This paper studies the layer-wise BERT activations for sentence-level tasks and passage-level tasks.
1. BERT Sentence Embedding
SentEval toolkit is used to evaluate the quality of sentence representations from BERT activations. It has a variety of downstreaming sentence-level tasks and probing tasks. More details about SentEval are at: https://github.com/facebookresearch/SentEval
1.1 [CLS] from different layers
[CLS] token embeddings from different layers are used for classification. Only a logistic regression layer is used on top of [CLS]. Figure1 shows the the results.

We can see that generally top layer get better performance than lower layers. However, for certain probing task such as tense classification, subject, and object number classifications, middle layer embeddings perform the best. Also, there is a higher correlation in performance between bottom layer embeddings and GloVe embeddings than those of other layers.
1.2 different pooling methods
The following pooling methods are experimented:
- CLS-pooling: the hidden state corresponding to the [CLS] token
- SEP-pooling: the hidden state corresponding to the [SEP] token
- Mean-pooling: the average of the hidden state of the encoding layer on the time axis
- Max-pooling: the maximum of the hidden state of the encoding layer on the time axis
The performance of each pooling method is averaged over different layers. The results are summarized in Table 1, where the score of each task category comes from the average scores of all tasks belong to that category. The results show taht Mean-pooling performs the best.

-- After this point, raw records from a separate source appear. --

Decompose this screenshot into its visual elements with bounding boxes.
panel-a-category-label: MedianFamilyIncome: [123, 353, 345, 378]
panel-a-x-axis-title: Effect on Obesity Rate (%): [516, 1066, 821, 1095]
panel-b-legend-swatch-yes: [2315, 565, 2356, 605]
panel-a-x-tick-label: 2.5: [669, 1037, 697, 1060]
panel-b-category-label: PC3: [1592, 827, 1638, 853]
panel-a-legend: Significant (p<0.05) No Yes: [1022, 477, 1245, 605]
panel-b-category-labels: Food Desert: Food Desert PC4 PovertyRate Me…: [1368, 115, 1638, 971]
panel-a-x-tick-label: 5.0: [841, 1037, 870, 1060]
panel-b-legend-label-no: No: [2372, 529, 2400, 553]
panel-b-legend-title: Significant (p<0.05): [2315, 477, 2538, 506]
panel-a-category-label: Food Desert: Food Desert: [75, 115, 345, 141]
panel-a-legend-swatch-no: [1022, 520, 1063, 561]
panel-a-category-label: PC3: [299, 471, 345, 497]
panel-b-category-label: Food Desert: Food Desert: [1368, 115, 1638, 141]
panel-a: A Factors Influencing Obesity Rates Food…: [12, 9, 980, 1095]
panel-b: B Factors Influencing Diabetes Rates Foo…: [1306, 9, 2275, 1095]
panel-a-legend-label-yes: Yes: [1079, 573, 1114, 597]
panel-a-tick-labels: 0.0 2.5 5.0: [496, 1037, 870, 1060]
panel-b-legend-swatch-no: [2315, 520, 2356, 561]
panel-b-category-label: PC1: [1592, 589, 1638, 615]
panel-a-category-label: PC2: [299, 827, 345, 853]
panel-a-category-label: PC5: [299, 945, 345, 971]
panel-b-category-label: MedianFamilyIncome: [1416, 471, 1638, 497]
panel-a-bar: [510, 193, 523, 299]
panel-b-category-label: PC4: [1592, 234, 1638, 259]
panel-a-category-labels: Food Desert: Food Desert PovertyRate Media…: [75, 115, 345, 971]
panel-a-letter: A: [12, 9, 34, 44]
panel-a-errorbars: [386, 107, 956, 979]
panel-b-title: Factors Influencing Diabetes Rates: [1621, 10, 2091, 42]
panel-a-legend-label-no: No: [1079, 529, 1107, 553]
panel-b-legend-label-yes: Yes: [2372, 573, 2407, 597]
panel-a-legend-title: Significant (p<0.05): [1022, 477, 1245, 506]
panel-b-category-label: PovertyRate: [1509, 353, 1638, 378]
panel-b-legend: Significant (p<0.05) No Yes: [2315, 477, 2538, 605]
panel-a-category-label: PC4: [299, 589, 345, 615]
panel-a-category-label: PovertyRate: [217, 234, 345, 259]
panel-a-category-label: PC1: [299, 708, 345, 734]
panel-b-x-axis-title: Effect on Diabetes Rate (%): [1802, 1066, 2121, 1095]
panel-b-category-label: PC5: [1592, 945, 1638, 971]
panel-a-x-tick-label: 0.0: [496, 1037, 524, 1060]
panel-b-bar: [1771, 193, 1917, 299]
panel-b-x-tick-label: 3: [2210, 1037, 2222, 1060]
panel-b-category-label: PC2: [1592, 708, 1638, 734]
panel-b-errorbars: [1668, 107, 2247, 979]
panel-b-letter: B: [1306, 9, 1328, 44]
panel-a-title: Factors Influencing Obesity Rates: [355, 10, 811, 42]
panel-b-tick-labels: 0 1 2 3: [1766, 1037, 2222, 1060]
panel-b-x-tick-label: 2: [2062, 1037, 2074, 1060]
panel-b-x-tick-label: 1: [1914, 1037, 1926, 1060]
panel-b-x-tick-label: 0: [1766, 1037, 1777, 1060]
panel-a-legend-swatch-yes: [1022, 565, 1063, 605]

1.3 Pre-trained vs. Fine-tuned BERT
The performance of embeddings from pre-trained BERT and fine-tuned BERT is compared. MNLI and SNLI are used in this experiment. Concatenating embeddings from multiple layers are also tested. Results are presented in Table 2.

From the table, we can see that pre-trained BERT is good at capturing sentence level syntactic information and semantic information, but poor at semantic similarity tasks and surface information tasks.
2. BERT Passage Embedding
In this section, BERT embeddings are used to solve QA problems(passage level) under a learning-to-rank setting.
The same pooling methods in sentence embedding experiment are used to extract passage embeddings. The following methods are used to combine query embeddings with answer passage embeddings:
- cosine similarity
- bilinear function
- concatenation
- (u,v,u*v,|u-v|) where u and v are query embedding and answer embedding respectively.
A logistic layer or an MLP is added on top of the embeddings to output an ranking score. Pairwise rank hinge loss is used for training. BERT passage embeddings are compared with BM25, other SOTA methods and fine-tuned BERT on in-domain supervised data. The results are shown in Table 3.

Overall, in-domain fine-tuned BERT delivers the best performance. Similar to BERT for sentence embeddings, mean-pooling and combining the top and bottom layer embeddings lead to better performance, and (u; v; u ∗ v; |u – v|) shows the strongest results among other interaction schemes.